Les quatre solistes s'avancent toutefois pour les récitatifs, également passionnants : en des dialogues parfois même à quatre, dynamisant pleinement la narration. Pour leurs grands airs en solos, ils descendent l'estrade où le chœur est installé, comme pour mieux aller prêcher parmi le peuple (ou en tout cas plus près du public), le bruit de leurs pas le temps de ce long tour de piste accompagnant la musique.
Si les trompettes rutilent ce soir, le plateau vocal manque manifestement de souffle, ce qui limite le déploiement des phrasés et tend les appareils. La soprano Céline Scheen vise alors à compenser le manque d'unité entre un grave bas en gorge et des lancées tendues vers l'aigu, par des accents striés et un vibrato appuyé. Le contre-ténor Paul Figuier allonge la ligne mais elle se tend vers l'aigu tandis que le grave est étouffé.
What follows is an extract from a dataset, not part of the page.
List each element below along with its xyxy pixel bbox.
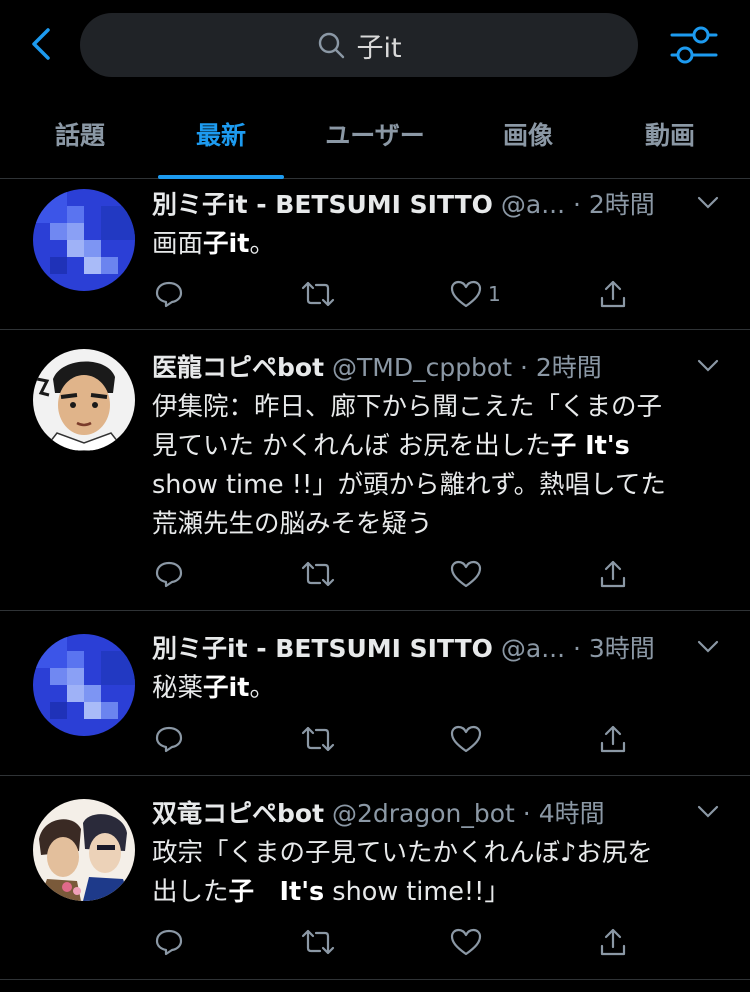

Très attentif à sa partition pour s'approcher des lignes et articulations demandées, il s'éloigne d'autant de l'intention du texte célébrant la joie libératoire. Le ténor Thomas Hobbs et la basse Benoît Arnould sont d'emblée contraints par un passage rapide et vocalisant mettant à l'épreuve leur articulation. Ils conservent le dynamisme de leurs accents mais le timbre durcit.
Fort heureusement, ces œuvres traitent d'un sujet joyeux mais déploient toute la palette du génie de Jean-Sébastien Bach, avec sa richesse. Des passages plus doux et mélancoliques alternent ainsi tout au long de ces pièces, qui peuvent même plonger dans des stases tout à fait poignantes. S'il suffit de changer une seule lettre pour passer de la douceur à la douleur, Bach le fait lui sans même changer une note : certains épisodes qu'ils proposent traduiraient absolument la douleur mortelle dans une passion, mais changent ici entièrement de signification, traduisant le bouleversement que procure une joie trop intense. Le chef ne dirige plus alors que de quelques gestes à peine, esquissés, d'intentions même seulement (et suffisamment).
Le ténor pince alors son timbre, le plaçant dans la douceur de l'évangéliste bénissant l'assemblée (quoique l'aigu reste tendu). La basse file des tenues expirantes. Le contre-ténor aborde des interventions plus centrales, lui permettant d'appuyer ses accents sur sa ligne vocale et réciproquement, arrondissant l'articulation vers les résonances de l'aigu (traduisant la douceur contenue), alors que la soprano monte vers des aigus plus miroitants.
La continuité de la soirée est assurée par un délicat jeu de lumières de salle, aux teintes plus ténues ou plus chaudes selon les tonalités de grandes sections.
Les artistes sont chaleureusement applaudis, le chef rappelé et le chef de chœur Gildas Pungier appelé sur scène pour recueillir sa juste part de cet enthousiaste concert. Les artistes reprennent en bis le début du second oratorio, pour que la joie demeure en chœur et dans le cœur du public.